Unauthorised changes or errors in configuration files are
the primary reason for networks failing, networking experts warned
this week.
Stan Hulme, group IT manager at retail insurance broker and
financial services company Bland Bankart, said, "Human error is now
the primary cause of network downtime, whether or not the industry
is prepared to admit it."
Hulme said contemporary network operating systems, served
applications and client systems are, for the most part, inherently
stable. Software and hardware providers have made significant
advances in all aspects of systems availability, with uptime being
a central performance metric publicised in most new product
releases.
"Downtime in a modern networked environment is most likely caused
as a result of a poor change management process. In particular,
failures within, or even non-existence of offline test procedures,
prior to modification of a production environment," said
Hulme.
He pointed out that every change made to a network operating
environment contained a degree of risk. "Good planning
incorporating impact analysis, training, testing, sign-off controls
and a contingency scenario will reduce network downtime," he
said.
Steve Broadhead, director at independent network testing lab
Broadband-Testing, concurred with Hulme's assessment. He said,
"Most of the problems I have encountered at end-user organisations
have been as a result of misconfigured devices - human error in
other words."
In Broadhead's experience, no one in the IT department wanted to
admit to the failure. "What we need is an automated spy - something
which checks configurations changes and reports them immediately.

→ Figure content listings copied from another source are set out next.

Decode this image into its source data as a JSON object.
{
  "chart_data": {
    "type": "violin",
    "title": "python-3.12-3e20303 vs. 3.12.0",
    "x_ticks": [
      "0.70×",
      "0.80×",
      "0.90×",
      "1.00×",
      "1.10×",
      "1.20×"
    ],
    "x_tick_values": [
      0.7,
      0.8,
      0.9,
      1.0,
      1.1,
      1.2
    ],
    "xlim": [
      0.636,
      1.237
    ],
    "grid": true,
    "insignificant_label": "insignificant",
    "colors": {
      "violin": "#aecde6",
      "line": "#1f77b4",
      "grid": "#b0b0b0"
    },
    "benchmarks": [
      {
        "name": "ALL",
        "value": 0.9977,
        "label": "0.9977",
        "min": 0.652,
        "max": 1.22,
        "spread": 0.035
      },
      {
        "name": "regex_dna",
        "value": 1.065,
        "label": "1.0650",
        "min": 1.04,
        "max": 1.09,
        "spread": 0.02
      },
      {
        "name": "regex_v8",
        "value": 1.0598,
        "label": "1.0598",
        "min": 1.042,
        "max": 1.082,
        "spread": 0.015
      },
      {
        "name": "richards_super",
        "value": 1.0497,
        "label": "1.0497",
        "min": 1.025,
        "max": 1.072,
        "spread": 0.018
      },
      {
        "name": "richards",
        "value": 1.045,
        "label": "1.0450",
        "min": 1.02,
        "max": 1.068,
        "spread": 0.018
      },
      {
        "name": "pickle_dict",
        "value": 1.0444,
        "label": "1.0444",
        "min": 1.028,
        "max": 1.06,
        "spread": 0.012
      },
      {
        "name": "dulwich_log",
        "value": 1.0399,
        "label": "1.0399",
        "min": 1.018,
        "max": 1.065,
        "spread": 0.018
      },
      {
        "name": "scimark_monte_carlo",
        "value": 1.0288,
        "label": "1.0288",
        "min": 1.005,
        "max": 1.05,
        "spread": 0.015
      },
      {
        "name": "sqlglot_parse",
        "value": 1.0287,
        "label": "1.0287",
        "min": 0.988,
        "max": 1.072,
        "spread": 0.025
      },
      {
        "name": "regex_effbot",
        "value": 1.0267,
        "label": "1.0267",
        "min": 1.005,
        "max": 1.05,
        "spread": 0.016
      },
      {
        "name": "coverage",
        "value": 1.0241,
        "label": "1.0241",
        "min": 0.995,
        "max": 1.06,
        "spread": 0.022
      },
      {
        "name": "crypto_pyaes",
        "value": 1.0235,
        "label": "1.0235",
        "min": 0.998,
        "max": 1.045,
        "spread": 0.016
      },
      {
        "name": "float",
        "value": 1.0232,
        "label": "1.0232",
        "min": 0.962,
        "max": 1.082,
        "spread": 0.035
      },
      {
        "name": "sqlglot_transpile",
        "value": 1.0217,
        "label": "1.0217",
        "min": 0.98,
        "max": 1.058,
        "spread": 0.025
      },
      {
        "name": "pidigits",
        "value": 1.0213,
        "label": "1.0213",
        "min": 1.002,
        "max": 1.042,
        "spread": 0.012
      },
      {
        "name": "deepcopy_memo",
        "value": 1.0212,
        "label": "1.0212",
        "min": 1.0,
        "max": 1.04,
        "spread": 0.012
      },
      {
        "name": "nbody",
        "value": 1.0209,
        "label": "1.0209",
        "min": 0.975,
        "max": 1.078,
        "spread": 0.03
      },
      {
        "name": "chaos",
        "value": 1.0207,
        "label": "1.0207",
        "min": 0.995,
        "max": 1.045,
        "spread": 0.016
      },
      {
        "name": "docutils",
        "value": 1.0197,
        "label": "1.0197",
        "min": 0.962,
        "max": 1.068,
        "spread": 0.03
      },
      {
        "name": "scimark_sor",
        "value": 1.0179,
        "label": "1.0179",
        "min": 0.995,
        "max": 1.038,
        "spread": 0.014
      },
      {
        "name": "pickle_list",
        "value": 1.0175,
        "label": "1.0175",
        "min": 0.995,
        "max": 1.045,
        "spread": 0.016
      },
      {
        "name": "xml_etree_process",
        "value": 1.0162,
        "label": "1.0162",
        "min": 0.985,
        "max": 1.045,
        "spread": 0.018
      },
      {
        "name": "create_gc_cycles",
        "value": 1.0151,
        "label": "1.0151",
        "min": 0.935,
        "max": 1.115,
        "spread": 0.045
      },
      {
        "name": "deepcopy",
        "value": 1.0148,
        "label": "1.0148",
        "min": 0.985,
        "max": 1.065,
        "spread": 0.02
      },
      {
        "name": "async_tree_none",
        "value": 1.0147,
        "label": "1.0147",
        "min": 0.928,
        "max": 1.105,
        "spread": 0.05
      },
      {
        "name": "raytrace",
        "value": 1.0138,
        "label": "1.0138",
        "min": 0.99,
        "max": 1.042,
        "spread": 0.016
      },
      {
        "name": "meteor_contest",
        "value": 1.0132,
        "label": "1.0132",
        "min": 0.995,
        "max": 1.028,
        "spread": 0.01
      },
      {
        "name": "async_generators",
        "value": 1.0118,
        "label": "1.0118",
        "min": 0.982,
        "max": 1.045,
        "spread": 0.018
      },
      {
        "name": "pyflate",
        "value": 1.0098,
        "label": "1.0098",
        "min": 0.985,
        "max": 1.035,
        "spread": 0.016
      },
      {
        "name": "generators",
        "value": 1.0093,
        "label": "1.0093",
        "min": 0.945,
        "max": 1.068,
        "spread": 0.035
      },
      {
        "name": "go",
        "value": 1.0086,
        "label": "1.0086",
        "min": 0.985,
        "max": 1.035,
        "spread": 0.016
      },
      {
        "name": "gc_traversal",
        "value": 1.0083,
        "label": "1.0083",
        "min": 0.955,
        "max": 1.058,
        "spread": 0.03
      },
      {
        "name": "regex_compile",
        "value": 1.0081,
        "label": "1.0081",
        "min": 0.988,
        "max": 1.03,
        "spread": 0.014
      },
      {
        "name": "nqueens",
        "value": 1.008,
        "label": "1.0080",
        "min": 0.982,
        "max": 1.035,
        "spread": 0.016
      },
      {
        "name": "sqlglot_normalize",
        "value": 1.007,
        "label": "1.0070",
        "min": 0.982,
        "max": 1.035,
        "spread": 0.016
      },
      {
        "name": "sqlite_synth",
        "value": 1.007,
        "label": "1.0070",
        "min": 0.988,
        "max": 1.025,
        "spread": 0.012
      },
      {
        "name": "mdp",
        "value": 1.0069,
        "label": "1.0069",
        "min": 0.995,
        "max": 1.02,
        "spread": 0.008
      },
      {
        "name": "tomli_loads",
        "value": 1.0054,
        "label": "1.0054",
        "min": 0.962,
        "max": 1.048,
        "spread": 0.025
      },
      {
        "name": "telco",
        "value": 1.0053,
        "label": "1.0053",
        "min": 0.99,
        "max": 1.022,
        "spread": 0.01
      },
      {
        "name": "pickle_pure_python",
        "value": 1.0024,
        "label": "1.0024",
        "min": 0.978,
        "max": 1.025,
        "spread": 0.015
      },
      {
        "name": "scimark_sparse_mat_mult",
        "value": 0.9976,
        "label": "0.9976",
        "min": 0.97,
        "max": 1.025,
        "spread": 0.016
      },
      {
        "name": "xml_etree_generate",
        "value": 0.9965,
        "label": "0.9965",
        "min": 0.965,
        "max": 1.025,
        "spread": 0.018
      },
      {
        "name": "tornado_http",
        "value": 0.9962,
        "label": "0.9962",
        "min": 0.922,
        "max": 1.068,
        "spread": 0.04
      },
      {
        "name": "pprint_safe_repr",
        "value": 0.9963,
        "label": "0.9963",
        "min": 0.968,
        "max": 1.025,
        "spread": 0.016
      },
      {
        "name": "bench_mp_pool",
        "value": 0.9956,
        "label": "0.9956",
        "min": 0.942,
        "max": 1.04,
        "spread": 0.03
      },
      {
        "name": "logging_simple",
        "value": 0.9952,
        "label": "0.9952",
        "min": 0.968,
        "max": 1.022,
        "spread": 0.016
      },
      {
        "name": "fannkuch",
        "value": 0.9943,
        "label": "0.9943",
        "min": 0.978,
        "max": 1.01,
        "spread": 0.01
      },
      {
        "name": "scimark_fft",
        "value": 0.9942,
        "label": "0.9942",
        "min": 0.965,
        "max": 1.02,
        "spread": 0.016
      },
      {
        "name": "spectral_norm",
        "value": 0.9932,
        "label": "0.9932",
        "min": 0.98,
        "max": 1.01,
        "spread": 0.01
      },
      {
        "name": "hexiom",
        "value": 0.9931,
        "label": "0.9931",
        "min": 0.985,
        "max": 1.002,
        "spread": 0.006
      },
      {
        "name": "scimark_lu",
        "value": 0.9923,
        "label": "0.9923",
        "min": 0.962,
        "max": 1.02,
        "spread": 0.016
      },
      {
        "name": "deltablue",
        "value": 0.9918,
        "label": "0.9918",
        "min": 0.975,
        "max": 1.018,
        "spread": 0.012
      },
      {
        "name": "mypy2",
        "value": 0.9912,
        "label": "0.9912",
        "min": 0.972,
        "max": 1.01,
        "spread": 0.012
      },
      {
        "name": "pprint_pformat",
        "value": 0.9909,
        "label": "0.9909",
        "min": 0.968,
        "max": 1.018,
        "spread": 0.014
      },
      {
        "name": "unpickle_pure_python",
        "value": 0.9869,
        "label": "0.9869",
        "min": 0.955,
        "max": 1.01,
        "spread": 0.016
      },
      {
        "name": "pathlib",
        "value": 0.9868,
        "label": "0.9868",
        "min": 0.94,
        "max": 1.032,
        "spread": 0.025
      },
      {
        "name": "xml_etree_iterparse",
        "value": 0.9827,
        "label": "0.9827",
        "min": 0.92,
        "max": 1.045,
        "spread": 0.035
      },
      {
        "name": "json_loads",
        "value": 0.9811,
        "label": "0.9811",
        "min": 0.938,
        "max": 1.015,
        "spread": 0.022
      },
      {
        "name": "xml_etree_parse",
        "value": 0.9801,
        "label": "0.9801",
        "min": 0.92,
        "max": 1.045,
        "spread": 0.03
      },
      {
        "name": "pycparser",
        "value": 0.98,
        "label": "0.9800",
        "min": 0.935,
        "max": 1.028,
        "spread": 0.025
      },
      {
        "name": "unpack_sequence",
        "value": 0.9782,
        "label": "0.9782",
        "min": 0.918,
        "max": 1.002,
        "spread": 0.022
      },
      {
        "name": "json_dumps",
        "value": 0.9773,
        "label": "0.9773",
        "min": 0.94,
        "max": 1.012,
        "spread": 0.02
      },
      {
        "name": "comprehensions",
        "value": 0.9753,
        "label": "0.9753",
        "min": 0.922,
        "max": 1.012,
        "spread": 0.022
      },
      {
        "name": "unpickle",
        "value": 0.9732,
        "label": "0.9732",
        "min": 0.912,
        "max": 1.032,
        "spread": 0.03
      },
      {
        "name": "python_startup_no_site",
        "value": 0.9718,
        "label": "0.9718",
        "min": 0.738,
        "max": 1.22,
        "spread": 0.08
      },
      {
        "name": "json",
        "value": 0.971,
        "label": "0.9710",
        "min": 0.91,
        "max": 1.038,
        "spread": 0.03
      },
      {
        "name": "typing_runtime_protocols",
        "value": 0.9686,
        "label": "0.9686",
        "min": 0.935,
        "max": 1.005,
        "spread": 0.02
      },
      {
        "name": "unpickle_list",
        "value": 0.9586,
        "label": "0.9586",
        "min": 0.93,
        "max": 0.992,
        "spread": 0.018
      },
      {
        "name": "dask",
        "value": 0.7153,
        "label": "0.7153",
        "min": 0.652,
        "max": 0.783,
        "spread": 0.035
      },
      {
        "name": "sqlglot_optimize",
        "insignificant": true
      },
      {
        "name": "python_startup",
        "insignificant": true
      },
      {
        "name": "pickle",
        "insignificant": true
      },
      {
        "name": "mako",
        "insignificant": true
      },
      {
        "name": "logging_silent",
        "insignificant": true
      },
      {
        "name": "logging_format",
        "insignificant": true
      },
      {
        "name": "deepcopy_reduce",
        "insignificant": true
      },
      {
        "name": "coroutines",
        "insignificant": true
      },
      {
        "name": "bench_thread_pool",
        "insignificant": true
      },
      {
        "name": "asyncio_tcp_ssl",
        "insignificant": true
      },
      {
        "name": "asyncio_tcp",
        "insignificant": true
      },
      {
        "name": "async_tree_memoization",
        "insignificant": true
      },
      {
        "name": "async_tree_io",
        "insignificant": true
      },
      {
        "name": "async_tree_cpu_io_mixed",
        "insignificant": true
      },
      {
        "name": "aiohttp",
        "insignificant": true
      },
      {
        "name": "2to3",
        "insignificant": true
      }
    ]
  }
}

That way you at least know exactly when a change was made, and to
what," he said.
Alan Lawson, research analyst at Butler Group, said the problem of
network errors was due to the complexity of modern networks, which
need to balance quality of service between several applications.
Lawson said this complexity made network administration prone to
error.
One supplier which hopes to address the problem of human error is
Intelliden. The company has taken what it describes as a
model-based approach to network management. Its approach attempts
to provide a holistic view of network management, where
configuration changes to network devices can be centralised and
configuration can thus be automated.
Ravi Pather, Intelliden's vice-president for Europe, said, "Our
research has found that one in every three network changes
generates an error." He said the Intelliden R-series product
tackles this problem by maintaining a knowledge base containing the
configuration of all devices on the network.